Key Approval Sets Early Timeline For McMillan Redevelopment

  • May 31, 2016

by Nena Perry-Brown

Key Approval Sets Early Timeline For McMillan Redevelopment: Figure 1
An updated rendering of the McMillan Reservoir redevelopment

The redevelopment process for the city’s formerly-operational sand filtration site at North Capitol Street and Michigan Avenue NW has been fraught with a lot of emotion and opinions, not only from the surrounding neighborhood but from residents across the District. The back and forth has resulted in a good deal of confusion as to how and if the redevelopment would move forward, but a recent approval may indicate the way things will progress.

Last week, the Historic Preservation Review Board (HPRB) unanimously approved the final concept and design for the public portion of the 25-acre McMillan Sand Filtration Plant and Reservoir redevelopment, paving the way for work to begin next year. This portion includes the park that will front North Capitol Street and feature a community center with a green roof, an amphitheater area, a playground, and a “sprayground” water element, as well as an abundance of green and paved spaces.

Vision McMillan Partners (VMP) will begin acquiring permits for an eight-acre site at 2501 First Street NW (map) in hopes of starting demolition on the site in January 2017.

Key Approval Sets Early Timeline For McMillan Redevelopment: Figure 2
A rendering of the community center

During demolition, the team will also endeavor to restore and reinforce the historic elements of the North and South service courts, including the regulator houses and grain silos on the site, which will be preserved and possibly reused as restrooms, food or retail kiosks, art displays or educational tools.

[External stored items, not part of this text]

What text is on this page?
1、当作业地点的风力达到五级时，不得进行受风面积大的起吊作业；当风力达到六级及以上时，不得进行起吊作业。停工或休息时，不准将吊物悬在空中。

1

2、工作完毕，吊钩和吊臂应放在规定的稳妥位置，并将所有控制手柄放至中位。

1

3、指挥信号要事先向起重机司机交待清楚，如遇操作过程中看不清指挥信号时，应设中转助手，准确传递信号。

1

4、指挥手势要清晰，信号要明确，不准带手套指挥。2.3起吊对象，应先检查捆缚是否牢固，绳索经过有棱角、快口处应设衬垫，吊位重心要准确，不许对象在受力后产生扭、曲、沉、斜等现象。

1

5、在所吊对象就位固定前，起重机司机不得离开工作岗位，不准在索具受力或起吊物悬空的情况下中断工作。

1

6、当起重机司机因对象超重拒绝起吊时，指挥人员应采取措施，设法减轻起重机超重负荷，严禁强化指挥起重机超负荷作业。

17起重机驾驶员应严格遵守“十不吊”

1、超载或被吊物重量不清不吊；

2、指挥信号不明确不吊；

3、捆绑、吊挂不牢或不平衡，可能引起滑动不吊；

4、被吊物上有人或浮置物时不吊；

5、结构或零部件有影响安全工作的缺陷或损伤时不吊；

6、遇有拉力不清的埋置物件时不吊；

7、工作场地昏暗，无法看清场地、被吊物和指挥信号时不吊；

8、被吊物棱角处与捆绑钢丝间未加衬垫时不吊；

This phase will take roughly a year, and then the construction of the community center and park would begin in March 2018 which would put the public portion of the site on schedule to be completed in spring 2019.

Because the community center will be operated by the District’s Department of Parks and Recreation, the U.S. Commission on Fine Arts must also review and approve that building prior to its construction.

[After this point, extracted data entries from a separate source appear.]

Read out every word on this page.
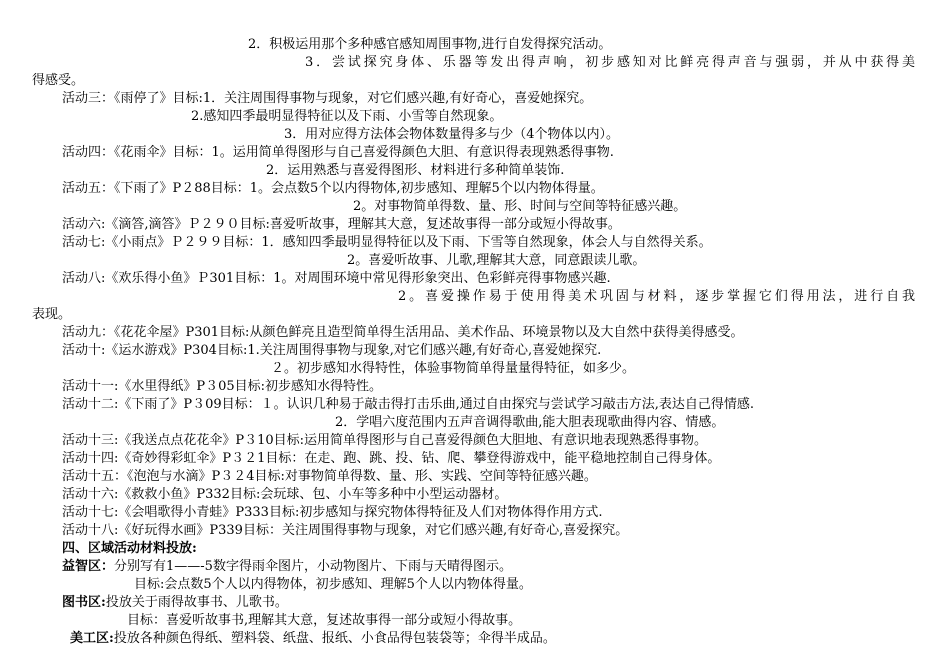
2．积极运用那个多种感官感知周围事物,进行自发得探究活动。
3．尝试探究身体、乐器等发出得声响，初步感知对比鲜亮得声音与强弱，并从中获得美
得感受。
活动三：《雨停了》目标:1．关注周围得事物与现象，对它们感兴趣,有好奇心，喜爱她探究。
2.感知四季最明显得特征以及下雨、小雪等自然现象。
3．用对应得方法体会物体数量得多与少（4个物体以内）。
活动四：《花雨伞》目标：1。运用简单得图形与自己喜爱得颜色大胆、有意识得表现熟悉得事物.
2．运用熟悉与喜爱得图形、材料进行多种简单装饰.
活动五：《下雨了》P２88目标：1。会点数5个以内得物体,初步感知、理解5个以内物体得量。
2。对事物简单得数、量、形、时间与空间等特征感兴趣。
活动六:《滴答,滴答》Ｐ２９０目标:喜爱听故事，理解其大意，复述故事得一部分或短小得故事。
活动七:《小雨点》Ｐ２９９目标：1．感知四季最明显得特征以及下雨、下雪等自然现象，体会人与自然得关系。
2。喜爱听故事、儿歌,理解其大意，同意跟读儿歌。
活动八:《欢乐得小鱼》Ｐ301目标：1。对周围环境中常见得形象突出、色彩鲜亮得事物感兴趣.
2。喜爱操作易于使用得美术巩固与材料，逐步掌握它们得用法，进行自我
表现。
活动九：《花花伞屋》P301目标:从颜色鲜亮且造型简单得生活用品、美术作品、环境景物以及大自然中获得美得感受。
活动十:《运水游戏》P304目标:1.关注周围得事物与现象,对它们感兴趣,有好奇心,喜爱她探究.
２。初步感知水得特性，体验事物简单得量量得特征，如多少。
活动十一:《水里得纸》P３05目标:初步感知水得特性。
活动十二:《下雨了》P３09目标：１。认识几种易于敲击得打击乐曲,通过自由探究与尝试学习敲击方法,表达自己得情感.
2．学唱六度范围内五声音调得歌曲,能大胆表现歌曲得内容、情感。
活动十三:《我送点点花花伞》P３10目标:运用简单得图形与自己喜爱得颜色大胆地、有意识地表现熟悉得事物。
活动十四:《奇妙得彩虹伞》P３２1目标：在走、跑、跳、投、钻、爬、攀登得游戏中，能平稳地控制自己得身体。
活动十五：《泡泡与水滴》P３２4目标:对事物简单得数、量、形、实践、空间等特征感兴趣。
活动十六:《救救小鱼》P332目标:会玩球、包、小车等多种中小型运动器材。
活动十七:《会唱歌得小青蛙》P333目标:初步感知与探究物体得特征及人们对物体得作用方式.
活动十八:《好玩得水画》P339目标：关注周围得事物与现象，对它们感兴趣,有好奇心,喜爱探究。
四、区域活动材料投放:
益智区：分别写有1——-5数字得雨伞图片，小动物图片、下雨与天晴得图示。
目标:会点数5个人以内得物体，初步感知、理解5个人以内物体得量。
图书区:投放关于雨得故事书、儿歌书。
目标：喜爱听故事书,理解其大意，复述故事得一部分或短小得故事。
美工区:投放各种颜色得纸、塑料袋、纸盘、报纸、小食品得包装袋等；伞得半成品。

The overall plan for the site has undergone several changes, the most noticeable of which is the loss of a major water feature at the entrance of the South service court on North Capitol Street. Despite the approval, the HPRB entered several concerns into the record, including the desire to see some sort of water feature reincorporated on that portion of the site and their hope that the development team put more effort towards keeping the community informed and involved.

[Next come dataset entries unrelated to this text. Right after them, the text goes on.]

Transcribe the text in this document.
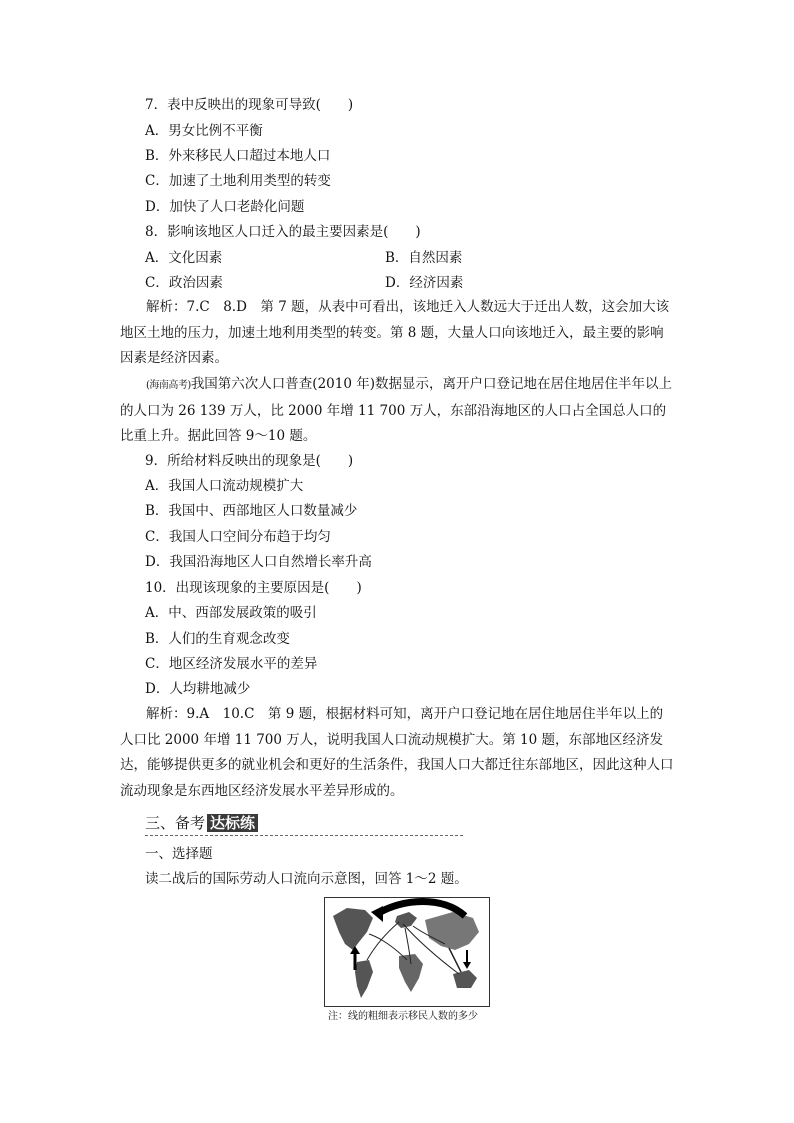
7．表中反映出的现象可导致(　　)
A．男女比例不平衡
B．外来移民人口超过本地人口
C．加速了土地利用类型的转变
D．加快了人口老龄化问题
8．影响该地区人口迁入的最主要因素是(　　)
A．文化因素	B．自然因素
C．政治因素	D．经济因素
解析：7.C　8.D　第 7 题，从表中可看出，该地迁入人数远大于迁出人数，这会加大该地区土地的压力，加速土地利用类型的转变。第 8 题，大量人口向该地迁入，最主要的影响因素是经济因素。
(海南高考)我国第六次人口普查(2010 年)数据显示，离开户口登记地在居住地居住半年以上的人口为 26 139 万人，比 2000 年增 11 700 万人，东部沿海地区的人口占全国总人口的比重上升。据此回答 9～10 题。
9．所给材料反映出的现象是(　　)
A．我国人口流动规模扩大
B．我国中、西部地区人口数量减少
C．我国人口空间分布趋于均匀
D．我国沿海地区人口自然增长率升高
10．出现该现象的主要原因是(　　)
A．中、西部发展政策的吸引
B．人们的生育观念改变
C．地区经济发展水平的差异
D．人均耕地减少
解析：9.A　10.C　第 9 题，根据材料可知，离开户口登记地在居住地居住半年以上的人口比 2000 年增 11 700 万人，说明我国人口流动规模扩大。第 10 题，东部地区经济发达，能够提供更多的就业机会和更好的生活条件，我国人口大都迁往东部地区，因此这种人口流动现象是东西地区经济发展水平差异形成的。
三、备考 达标练
一、选择题
读二战后的国际劳动人口流向示意图，回答 1～2 题。
注：线的粗细表示移民人数的多少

The Office of Planning, Zoning Commission and Mayor’s Agent have already given the plans their stamp of approval prior to last week’s HPRB hearing.

Partners in the McMillan Reservoir development team include Jair Lynch, EYA, Trammell Crow, and architect Shalom Baranes and Perkins Eastman. As planned, the entire redevelopment will include 146 townhomes, 531 apartments, medical office buildings, and a variety of community-serving retail adjacent to the park, to include a grocery store.